LE coup de foudre

Je ne sais guère si je peux m'en souvenir, car cela s'est passé il y a tellement longtemps... Mais qu'est-ce que le temps ? Qu'est-ce qu'un souvenir ? Si ce n'est une création de la pensée qui tente de ressasser un passé totalement abstrait, souvent amélioré et parfois très loin de la réalité comme elle s'est passée.

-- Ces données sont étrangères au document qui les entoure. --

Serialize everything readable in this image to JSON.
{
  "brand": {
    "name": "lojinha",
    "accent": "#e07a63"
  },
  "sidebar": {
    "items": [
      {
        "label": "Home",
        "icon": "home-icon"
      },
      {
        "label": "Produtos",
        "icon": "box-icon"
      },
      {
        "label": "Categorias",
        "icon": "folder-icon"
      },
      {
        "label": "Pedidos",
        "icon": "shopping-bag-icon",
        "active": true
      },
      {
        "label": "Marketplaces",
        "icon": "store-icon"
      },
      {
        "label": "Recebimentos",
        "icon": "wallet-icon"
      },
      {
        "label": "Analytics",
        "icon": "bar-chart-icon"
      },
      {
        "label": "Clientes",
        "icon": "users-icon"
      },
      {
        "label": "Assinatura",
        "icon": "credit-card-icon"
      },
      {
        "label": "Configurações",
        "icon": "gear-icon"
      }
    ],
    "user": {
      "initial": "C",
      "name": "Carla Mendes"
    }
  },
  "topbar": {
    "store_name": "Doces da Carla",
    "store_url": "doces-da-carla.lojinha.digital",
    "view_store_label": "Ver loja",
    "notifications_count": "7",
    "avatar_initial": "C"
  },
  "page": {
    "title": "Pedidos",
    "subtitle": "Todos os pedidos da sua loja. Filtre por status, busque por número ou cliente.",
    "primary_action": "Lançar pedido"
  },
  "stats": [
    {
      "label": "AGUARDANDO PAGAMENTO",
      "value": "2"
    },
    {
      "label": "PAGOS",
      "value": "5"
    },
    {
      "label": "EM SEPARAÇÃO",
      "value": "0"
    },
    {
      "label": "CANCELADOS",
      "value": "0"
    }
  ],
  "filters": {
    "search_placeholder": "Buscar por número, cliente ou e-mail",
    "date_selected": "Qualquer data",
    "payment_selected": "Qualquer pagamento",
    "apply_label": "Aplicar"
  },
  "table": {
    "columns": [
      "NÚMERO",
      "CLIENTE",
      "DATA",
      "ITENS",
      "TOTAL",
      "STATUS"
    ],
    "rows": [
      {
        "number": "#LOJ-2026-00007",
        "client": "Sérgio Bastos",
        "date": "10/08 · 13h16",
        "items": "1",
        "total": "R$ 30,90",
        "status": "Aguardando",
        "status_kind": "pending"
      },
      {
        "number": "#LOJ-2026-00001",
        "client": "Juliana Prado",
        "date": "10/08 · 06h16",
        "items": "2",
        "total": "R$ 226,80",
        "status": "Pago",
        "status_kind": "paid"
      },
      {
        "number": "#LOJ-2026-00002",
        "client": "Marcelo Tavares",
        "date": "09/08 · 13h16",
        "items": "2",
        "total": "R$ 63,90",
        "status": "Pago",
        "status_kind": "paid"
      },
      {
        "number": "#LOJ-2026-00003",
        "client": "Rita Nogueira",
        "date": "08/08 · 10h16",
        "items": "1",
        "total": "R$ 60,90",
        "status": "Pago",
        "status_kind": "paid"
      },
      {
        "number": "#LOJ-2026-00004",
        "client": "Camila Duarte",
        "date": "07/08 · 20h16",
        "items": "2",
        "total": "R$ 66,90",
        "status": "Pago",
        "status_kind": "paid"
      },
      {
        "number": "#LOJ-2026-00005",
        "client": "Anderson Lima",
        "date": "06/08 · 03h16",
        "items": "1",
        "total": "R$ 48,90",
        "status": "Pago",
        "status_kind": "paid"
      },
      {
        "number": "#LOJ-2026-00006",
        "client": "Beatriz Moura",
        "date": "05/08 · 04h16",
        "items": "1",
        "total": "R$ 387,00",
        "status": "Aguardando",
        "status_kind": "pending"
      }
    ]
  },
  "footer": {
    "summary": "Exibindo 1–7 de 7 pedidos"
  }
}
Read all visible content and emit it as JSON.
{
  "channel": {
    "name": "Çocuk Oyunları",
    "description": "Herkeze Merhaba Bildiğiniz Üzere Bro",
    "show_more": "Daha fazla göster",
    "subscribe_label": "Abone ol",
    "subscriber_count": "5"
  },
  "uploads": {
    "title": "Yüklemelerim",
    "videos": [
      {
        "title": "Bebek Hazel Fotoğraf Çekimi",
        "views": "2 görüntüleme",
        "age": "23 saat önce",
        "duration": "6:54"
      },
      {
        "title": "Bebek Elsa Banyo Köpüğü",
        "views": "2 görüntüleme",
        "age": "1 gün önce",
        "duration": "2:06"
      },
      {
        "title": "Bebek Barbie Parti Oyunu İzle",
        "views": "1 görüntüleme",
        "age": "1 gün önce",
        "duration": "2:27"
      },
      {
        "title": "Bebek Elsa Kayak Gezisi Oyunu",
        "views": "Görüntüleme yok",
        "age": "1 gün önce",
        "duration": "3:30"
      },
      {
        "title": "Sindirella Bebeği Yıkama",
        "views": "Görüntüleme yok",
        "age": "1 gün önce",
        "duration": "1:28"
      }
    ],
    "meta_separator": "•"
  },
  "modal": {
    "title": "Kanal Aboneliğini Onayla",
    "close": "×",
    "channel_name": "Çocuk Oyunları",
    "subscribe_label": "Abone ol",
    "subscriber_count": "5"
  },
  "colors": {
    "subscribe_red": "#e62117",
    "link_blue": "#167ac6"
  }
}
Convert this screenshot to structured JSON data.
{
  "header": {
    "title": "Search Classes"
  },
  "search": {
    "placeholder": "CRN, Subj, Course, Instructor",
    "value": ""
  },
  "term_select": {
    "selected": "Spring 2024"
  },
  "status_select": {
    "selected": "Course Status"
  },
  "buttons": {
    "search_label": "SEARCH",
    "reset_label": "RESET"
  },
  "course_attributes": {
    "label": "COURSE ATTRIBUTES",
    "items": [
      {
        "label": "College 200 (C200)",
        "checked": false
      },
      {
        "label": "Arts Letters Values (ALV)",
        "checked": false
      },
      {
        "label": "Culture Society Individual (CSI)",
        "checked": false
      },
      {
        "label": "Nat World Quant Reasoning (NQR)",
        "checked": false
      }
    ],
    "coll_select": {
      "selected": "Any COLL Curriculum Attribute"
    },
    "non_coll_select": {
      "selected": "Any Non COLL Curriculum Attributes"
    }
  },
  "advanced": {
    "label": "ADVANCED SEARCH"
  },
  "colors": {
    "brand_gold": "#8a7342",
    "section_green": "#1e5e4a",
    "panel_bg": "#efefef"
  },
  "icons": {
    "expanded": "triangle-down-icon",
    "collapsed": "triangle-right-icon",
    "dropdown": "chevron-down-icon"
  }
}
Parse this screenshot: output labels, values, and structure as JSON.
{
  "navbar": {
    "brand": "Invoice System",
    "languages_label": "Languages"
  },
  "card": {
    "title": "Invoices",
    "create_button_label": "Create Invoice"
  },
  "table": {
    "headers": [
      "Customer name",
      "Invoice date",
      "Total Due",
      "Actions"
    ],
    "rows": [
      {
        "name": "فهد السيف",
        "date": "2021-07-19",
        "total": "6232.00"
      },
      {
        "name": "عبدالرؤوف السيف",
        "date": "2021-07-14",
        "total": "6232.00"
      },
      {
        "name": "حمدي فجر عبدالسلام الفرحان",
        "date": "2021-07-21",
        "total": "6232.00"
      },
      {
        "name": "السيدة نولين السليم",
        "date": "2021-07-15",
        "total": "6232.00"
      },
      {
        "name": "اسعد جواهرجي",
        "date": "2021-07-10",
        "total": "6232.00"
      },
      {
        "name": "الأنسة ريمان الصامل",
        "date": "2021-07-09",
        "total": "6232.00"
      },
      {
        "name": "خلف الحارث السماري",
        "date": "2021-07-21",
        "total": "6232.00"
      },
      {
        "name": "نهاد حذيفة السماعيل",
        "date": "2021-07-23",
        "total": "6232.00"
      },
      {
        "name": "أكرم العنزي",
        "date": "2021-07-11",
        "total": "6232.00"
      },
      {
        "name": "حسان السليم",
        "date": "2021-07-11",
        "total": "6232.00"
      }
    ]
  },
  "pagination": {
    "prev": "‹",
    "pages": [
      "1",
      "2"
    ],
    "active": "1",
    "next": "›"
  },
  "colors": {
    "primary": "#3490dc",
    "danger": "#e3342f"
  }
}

Néanmoins, je vais essayer de me souvenir de cette première fois, lorsque le destin m'a permis de la rencontrer. Une après-midi d'été aux îles Canaries, une piscine et deux êtres seuls autour : elle et moi. D'un côté de la piscine, elle se prélassait sous le soleil de seize heures, sans avoir l'air d'en souffrir. Moi - de l'autre côté – j'avais très chaud, mais j'ignore toujours si c'était le soleil ou elle qui me faisait cet effet. Je ne saurais vous décrire cette femme avec précision aujourd’hui, ma mémoire me fait défaut, mais je me souviens précisément de ma réaction lorsque je l'ai vu : mon corps entier s'est figé, ma respiration s'est brusquement arrêtée, avant d’accélérer... Jamais une personne ne m'avait fait perdre le contrôle comme cette fois, un véritable « bug » physiologique. Au-delà de sa beauté, elle dégageait quelque chose d'indescriptible, je me sentais naturellement attiré par elle, comme si mon corps me criait d'aller à sa rencontre. Je posai ma serviette au sol pour m'y allonger sur le ventre, face à elle, toujours de l'autre côté de la piscine. Trop timide pour me lancer vers elle, j'espérais juste qu'elle pose son regard sur moi, qu'elle me voit : qu'elle sache que j'existe, que je me sentais exister uniquement pour elle à ce moment-là. Je me suis senti tel un enfant s'extasiant devant les merveilles du monde qui l'entoure, et tel un gamin j'ai cru que si je pensais fort à elle, je capterais son attention pour la faire se tourner vers moi. J'ai fermé les yeux pour essayer. Je me suis senti bête... J'ai rouvert mes paupières en me disant que c'était fou et perdu d'avance, quand soudain nos regards se sont croisés. Elle souriait - mon Dieu ! Quel sourire... - elle devait me prendre pour un abruti pensai-je. Ma technique puérile avait donc fonctionné ? Je m'en moquai. Je lui rendis son sourire, et nous sommes resté comme ça à nous regarder, nous observer, étudiant chaque détail de nos visages. Elle était magnifique, je n'en revenais pas. Ce fut la minute la plus longue, la plus intense, la plus exaltante qu'il m’ait été permis de vivre. Cela m'a parut une éternité. J'aurais tout donné pour vivre une infinité de cette éternité...

 

Mais elle se leva, remballa ses affaires, me lança un dernier sourire avec un léger signe de la main, me tourna le dos et s'en alla. J'étais hypnotisé, je ne pus la lâcher du regard. Elle marcha lentement, cette grâce contenue dans cette femme était incroyable... Quand soudain elle s'arrêta et se retourna, me fit un signe du doigt pour m'indiquer de la suivre... Mon cœur se mit à battre très fort : je me suis vu courir vers elle, la prendre dans mes bras et ne plus jamais la lâcher, l'étreindre passionnément, vigoureusement et tendrement à la fois. Je savais que je l'avais trouvée – sans même la chercher – elle était tombée du ciel, elle était celle que j'attendais et que j'attendrai toujours. Mais mes jambes ne répondaient plus, j'étais à la fois assoiffé et épouvanté par ce bonheur qui se dessinait devant moi. Elle ne m'en tint pas rigueur et elle partit, sans que je ne sache où, sans même connaître le nom de cette belle inconnue.

 

 

Du haut de mes jeunes vingt-six années, je n'ai plus jamais ressenti quelque chose d'aussi intense : un moment magique comme il en arrive que rarement. J'ignore ce qu'il se serait passé si je l'avais suivie – cela ne servirait à rien de l'imaginer - mais je me souviens m'être senti vivant ce jour-là, pour la toute première fois. J'avais vingt ans quand j'eus l'impression de renaître grâce à elle. Un souvenir de jeune adulte, ou de vieil adolescent, qui restera ancré en moi toute ma vie. Un souvenir que je souhaite à chacun de vivre : celui d'un miracle de la vie.